You can photograph these different weather phenomena during twilight. Our app helps you forecast the blue hour.
The blue hour is easy to predict. For this purpose, we have developed a special weather parameter for photographers in the VIEWFINDR app, with which you can forecast the blue hour.
All these phenomena are linked to the sky being free of clouds during the Blue Hour. For this purpose, VIEWFINDR has developed a special weather parameter that addresses the wishes of landscape photographers. Conventional weather apps are only capable of displaying the weather and clouds in a single location.
In order for the light to fall freely on your subject during the blue hour, the sky must be free of clouds all around. In VIEWFINDR we calculate the clouds three-dimensionally around the photo spot. This way you can predict a cloudless blue hour with VIEWFINDR. This is not available in any other app!
During the blue hour, other interesting weather phenomena can occur that are good to photograph. For all weather phenomena, the sky must be free of clouds during the Blue Hour.
High mountain peaks, which tower above all other mountain peaks in the vicinity, can receive the orange light of the sun below the horizon during the blue hour. Either directly, or indirectly as orange scattered light in the atmosphere. It is important that this phenomenon takes place on the opposite side of the sun.
For example, if the sun is in the east at sunrise, the phenomenon of alpenglow is observed on the east side of the peaks. This means that you have to photograph towards the west, accordingly you have to find a subject in the VIEWFINDR app where you photograph in this cardinal direction.
You can display the direction of sunrise and sunset with the sun position tool. To ensure that the sky is free of clouds and that the light of the sun can fall on the mountain peaks, you must forecast the blue hour by selecting the corresponding parameter in VIEWFINDR. The higher the probability, the sooner the mountain will glow.

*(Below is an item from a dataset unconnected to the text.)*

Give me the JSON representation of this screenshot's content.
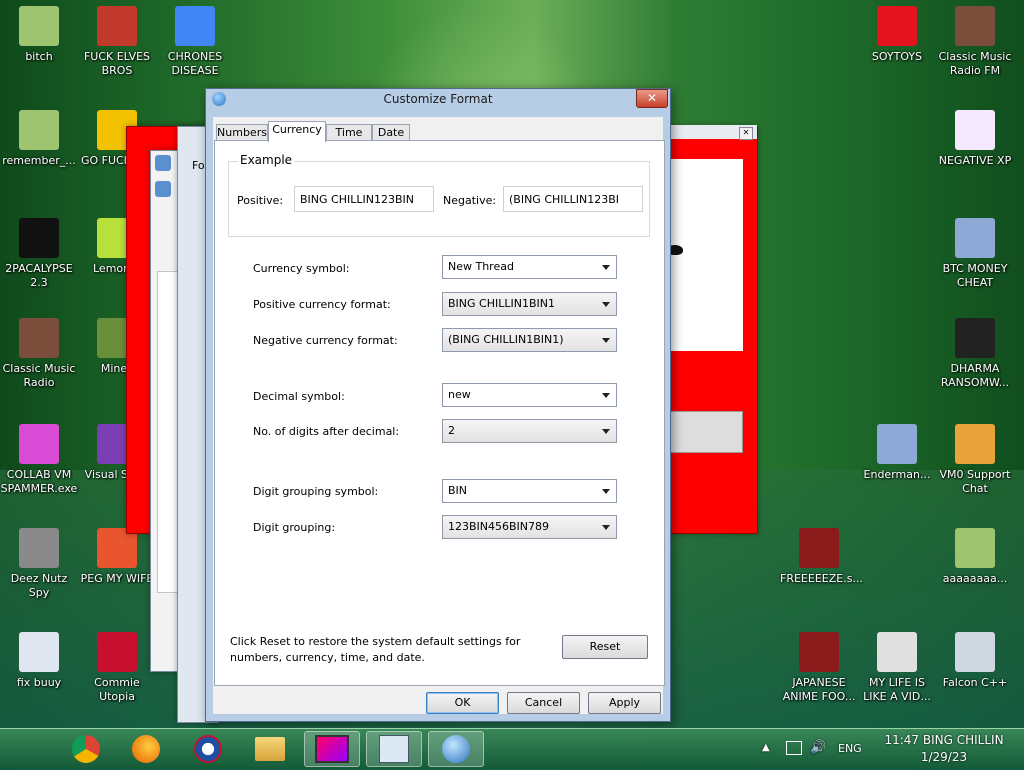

Unfortunately, you cannot predict this phenomenon during the blue hour. However, you can be prepared for it to occur. If there is a cumulonimbus cloud or a cumulus congestus cloud at the place where the sun will rise or set, each of which can reach very high altitudes in the atmosphere, the sun can project the shadow of the cloud into the atmosphere.
Better said, the sun makes the dust in the atmosphere glow and where the light of the sun does not reach, there the dust does not glow. The sky gets interesting stripes.
To do this, the sky must be free of clouds at your photo spot, otherwise you would not be able to observe the rays in the atmosphere. In order to be able to forecast the blue hour without clouds, you use the prediction of VIEWFINDR as usual.
When the sun is just below the horizon, counter-dawn can be observed on the opposite side. The orange-red light of the sun illuminates the dust and haze of the earth’s atmosphere and makes it glow. A beautiful pink can be observed. Below this hue, a blue arc can also be seen. This is the earth’s shadow arc. The Earth’s shadow arc is actually the shadow of the Earth’s sphere in the Earth’s atmosphere.
Both shades produce magnificent colours in the sky that you can photograph during the blue hour. With our three-dimensional algorithm, we can forecast the blue hour without clouds in VIEWFINDR, so that the horizon is also free of clouds and you can photograph the colourful splendour of counter-dawn.
This phenomenon can only be observed between 40 and 60 degrees latitude during the summer months. Ice clouds at an altitude between 80km and 90km are illuminated by the sun during the blue hour. Bright noctilucent clouds can be predicted during the blue hour by observing the OSWIN mesospheric radar. You can find it here: LINK TO OSWIN.
If there are signals on the radar that last until sunset, it is possible to observe the noctilucent clouds in the sky to the north during the blue hour. Note: The signal on the OSWON mesospheric radar always disappears at night! Therefore you have to use webcams at night. Glowing noctilucent clouds during the blue hour are so interesting because this weather phenomenon occurs in the northern sky.
Does it always have to be night for aurora? No. You can also observe the aurora during the blue hour, when the aurora is particularly bright. Again, it is crucial to be able to predict a cloudless blue hour, otherwise the clouds will block the view of the aurora.
So if you are on a photo trip in the far north, you can already wait for the aurora in the sky during the blue hour. The side of the sky opposite the sun is particularly interesting, because the sky is darkest here and the aurora borealis can be seen much faster.